The treatment of the legal status of ethnic and religious minorities and minorities defined in terms of their sexuality (homosexuals, transsexuals) could also form part of this block.
- In many indigenous societies, politics is a masculine space. Men give their opinions in public debates, organise associations and parties and implement their ideas by means of both diplomacy and force. Women appear to be largely excluded from this process. However, they often have an indirect influence on the decisions taken by men. Women ethnologists have recognised this "hidden" power option by developing their own power theories. Key words: multi-focal power structures, gender symmetry.
Today, women in non-Western societies are openly participating in political power as NGO activists and politicians. However, the mechanisms underlying these activities often differ from those of our society. One must therefore differentiate between outward appearances and actual actions. One example is female presidents in Asia who function as the representatives of their deceased husbands or fathers (a dynastic element).

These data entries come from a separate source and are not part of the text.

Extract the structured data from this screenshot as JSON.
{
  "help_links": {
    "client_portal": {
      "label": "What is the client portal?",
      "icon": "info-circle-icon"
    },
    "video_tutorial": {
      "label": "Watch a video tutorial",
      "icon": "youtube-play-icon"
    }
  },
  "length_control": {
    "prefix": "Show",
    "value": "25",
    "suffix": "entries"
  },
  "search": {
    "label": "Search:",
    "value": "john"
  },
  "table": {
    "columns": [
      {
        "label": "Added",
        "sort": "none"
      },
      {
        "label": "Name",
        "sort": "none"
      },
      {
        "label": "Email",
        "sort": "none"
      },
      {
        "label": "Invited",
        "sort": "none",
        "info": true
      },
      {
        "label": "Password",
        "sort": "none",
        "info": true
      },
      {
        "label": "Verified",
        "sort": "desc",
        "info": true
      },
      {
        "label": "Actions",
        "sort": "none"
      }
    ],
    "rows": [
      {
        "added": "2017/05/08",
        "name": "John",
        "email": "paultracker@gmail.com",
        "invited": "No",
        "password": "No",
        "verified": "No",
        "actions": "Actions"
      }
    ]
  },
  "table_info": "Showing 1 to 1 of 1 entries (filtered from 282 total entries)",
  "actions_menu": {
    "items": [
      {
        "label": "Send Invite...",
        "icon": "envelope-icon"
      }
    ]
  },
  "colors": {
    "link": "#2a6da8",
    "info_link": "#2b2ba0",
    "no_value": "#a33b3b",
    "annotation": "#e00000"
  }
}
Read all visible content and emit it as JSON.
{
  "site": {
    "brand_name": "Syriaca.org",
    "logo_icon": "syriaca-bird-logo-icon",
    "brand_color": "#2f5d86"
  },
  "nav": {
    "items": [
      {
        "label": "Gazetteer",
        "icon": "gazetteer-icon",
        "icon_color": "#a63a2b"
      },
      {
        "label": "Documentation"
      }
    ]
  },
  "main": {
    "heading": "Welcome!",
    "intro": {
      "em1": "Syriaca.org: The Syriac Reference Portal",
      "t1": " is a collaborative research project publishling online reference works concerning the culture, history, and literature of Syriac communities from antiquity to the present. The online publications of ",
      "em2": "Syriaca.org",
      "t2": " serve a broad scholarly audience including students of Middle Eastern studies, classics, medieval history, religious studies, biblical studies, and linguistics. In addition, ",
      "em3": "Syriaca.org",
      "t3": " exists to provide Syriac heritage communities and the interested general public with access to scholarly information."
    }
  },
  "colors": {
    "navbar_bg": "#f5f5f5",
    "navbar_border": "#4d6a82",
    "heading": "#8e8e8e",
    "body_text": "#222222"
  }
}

In addition to this structure based on the traditional division of areas within the subject and relevant above all for the study of fundamentals it would be desirable to offer opportunities for more detailed study in the following areas:
- Intercultural comparisons of gender relations in indigenous and/or complex societies. These sessions can include debates on the possible gender universals that dominated gender studies up until the 1980s. This would also demonstrate the wide range of possible gender constructions. The sessions could also look at gender dichotomy and the existence of alternative genders.
- Post-colonial gender discourses. These see themselves as explicit critiques of Western ideas. It would therefore be possible to reflect on our models of masculinity and femininity.
- The significance of gender in transformation processes. State and nation-building, programmes for development cooperation, wars and conflict all have an impact on local gender constellations. The gender perspective here opens up new opportunities for gaining insight into the relationship between politics and culture, both for the individual and the collective.
Gender sensitivity can form a special part of the teaching of ethnographic methodology. Comparisons between that which is foreign and that which is one's own can help students recognise and question their own cultural and/or gender stereotypes. Methodological training (ethnographic field work with participant observation and other methods of qualitative investigation) should enable students to reflect critically on such prejudices, helping them to contextualise and relativise their own role and identity.